The EDPB said the CEF findings on cloud usage in the public sector will be aggregated, generating “a deeper insight into the topic and enabling targeted follow-up at EU level”. His spokeswoman also called the forthcoming report a “stocktaking exercise”.
In response to questions, she also confirmed that the timeline for the release of the report (by the end of 2022) should not be interpreted to mean that no action will be taken in the meantime or that all enforcement actions will be finalized by the end of the year, noting that it usually takes longer to finalize a sanction decision than to send a letter with recommendations.
We have also contacted the EDPS to ask him about the investigation into European institutions’ cloud contracts with AWS and Microsoft that he announced last year and we will update this report with any response. Update: The EDPS said that tomorrow he will issue his own statement on CEF.
A spokesperson for the EDPS also confirmed that the aforementioned cloud contract investigations are ongoing: âOur specific EUI investigations [EU institutionsâ] use of MS [Microsoft] and AWS cloud services are still ongoing. I can’t give you a specific timeframe yet.
Update: In one statement today on its 2022 priorities, the French data protection watchdog, the CNIL, also writes that it believes cloud services deserve “particular attention” from EU regulators because these technologies have become “essential”.

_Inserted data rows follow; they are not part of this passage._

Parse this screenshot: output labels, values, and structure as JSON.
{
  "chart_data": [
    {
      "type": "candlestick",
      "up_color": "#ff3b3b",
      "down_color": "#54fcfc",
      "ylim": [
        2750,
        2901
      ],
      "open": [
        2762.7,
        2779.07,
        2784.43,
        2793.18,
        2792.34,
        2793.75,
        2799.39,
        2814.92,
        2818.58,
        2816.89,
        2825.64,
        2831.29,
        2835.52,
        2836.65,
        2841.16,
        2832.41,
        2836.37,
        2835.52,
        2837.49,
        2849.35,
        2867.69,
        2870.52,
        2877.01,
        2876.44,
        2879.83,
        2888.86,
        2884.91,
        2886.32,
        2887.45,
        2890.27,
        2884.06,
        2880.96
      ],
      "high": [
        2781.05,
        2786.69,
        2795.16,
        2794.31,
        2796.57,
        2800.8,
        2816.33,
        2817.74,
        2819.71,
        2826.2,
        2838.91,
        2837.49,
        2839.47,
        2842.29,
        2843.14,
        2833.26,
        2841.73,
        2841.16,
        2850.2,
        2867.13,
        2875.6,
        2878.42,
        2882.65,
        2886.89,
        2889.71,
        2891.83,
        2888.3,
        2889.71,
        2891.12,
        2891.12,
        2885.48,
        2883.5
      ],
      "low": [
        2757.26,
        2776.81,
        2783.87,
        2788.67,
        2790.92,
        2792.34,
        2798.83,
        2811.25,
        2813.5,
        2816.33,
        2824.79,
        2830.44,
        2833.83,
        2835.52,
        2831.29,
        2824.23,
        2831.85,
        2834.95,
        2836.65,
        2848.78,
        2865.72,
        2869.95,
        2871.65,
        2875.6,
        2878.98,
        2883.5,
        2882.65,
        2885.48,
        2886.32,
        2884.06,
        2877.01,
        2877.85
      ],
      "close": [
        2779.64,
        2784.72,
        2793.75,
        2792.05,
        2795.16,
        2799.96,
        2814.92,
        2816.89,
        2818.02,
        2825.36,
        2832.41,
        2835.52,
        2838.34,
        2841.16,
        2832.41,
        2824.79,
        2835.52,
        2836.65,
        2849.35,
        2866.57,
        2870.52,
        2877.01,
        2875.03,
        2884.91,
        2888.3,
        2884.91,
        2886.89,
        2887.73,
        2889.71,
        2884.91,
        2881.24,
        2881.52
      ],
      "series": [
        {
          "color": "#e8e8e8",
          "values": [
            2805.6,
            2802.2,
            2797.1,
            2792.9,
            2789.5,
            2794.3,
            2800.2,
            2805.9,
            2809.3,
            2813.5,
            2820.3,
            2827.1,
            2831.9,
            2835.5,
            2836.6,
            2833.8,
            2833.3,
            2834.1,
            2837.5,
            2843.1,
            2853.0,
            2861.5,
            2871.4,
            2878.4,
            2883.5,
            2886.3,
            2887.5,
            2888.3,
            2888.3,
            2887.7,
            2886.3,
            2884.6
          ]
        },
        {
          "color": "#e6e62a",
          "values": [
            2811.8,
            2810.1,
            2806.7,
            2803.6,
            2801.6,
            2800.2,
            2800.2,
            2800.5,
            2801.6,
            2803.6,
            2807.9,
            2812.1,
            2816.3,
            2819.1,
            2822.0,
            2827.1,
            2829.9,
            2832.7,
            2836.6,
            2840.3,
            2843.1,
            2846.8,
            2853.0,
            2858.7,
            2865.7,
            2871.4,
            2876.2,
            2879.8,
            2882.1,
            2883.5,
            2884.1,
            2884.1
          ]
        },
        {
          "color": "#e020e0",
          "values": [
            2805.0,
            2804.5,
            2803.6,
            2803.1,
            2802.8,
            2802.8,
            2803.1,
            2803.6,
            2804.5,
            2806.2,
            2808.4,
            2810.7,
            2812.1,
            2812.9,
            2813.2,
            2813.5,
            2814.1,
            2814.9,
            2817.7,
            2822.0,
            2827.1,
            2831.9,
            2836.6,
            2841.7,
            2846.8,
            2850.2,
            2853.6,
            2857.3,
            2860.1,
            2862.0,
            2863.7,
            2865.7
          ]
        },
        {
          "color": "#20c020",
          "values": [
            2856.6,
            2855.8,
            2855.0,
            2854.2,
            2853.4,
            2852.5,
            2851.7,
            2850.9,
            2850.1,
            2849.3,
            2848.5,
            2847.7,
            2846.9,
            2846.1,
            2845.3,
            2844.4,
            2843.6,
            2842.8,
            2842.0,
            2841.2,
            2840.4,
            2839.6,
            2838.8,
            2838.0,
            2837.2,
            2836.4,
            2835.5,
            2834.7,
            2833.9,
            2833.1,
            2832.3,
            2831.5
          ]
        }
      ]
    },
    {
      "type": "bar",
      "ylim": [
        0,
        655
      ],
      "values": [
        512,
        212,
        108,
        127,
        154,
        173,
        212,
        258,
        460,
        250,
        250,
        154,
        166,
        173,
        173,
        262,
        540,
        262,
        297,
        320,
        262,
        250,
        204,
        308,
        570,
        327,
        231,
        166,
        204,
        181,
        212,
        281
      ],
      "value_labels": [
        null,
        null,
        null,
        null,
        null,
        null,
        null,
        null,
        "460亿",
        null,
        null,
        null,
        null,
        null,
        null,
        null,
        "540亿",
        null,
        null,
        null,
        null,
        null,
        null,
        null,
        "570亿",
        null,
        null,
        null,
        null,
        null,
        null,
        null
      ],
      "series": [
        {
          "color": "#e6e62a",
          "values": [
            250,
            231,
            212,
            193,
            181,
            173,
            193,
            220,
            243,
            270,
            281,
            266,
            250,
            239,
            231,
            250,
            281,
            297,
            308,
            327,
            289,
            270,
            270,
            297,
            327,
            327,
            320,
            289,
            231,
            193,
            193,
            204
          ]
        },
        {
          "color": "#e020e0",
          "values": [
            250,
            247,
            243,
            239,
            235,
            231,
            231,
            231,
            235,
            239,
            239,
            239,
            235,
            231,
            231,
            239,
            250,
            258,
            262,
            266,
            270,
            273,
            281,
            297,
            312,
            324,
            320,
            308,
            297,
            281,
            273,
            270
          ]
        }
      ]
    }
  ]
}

He further confirms his participation in the CEF working group – including through “monitoring procedures” which he says will target five ministries this year.
“Throughout the year, the CNIL will look further into questions relating to data transfers and the management of contractual relations between data controllers and cloud solution providers”, also writes the CNIL, adding: “This [CEF] is a key action of the EDPS strategy for the years 2021-2023, which aims to harmonize the effective application of the GDPR and the coordination between supervisory authorities.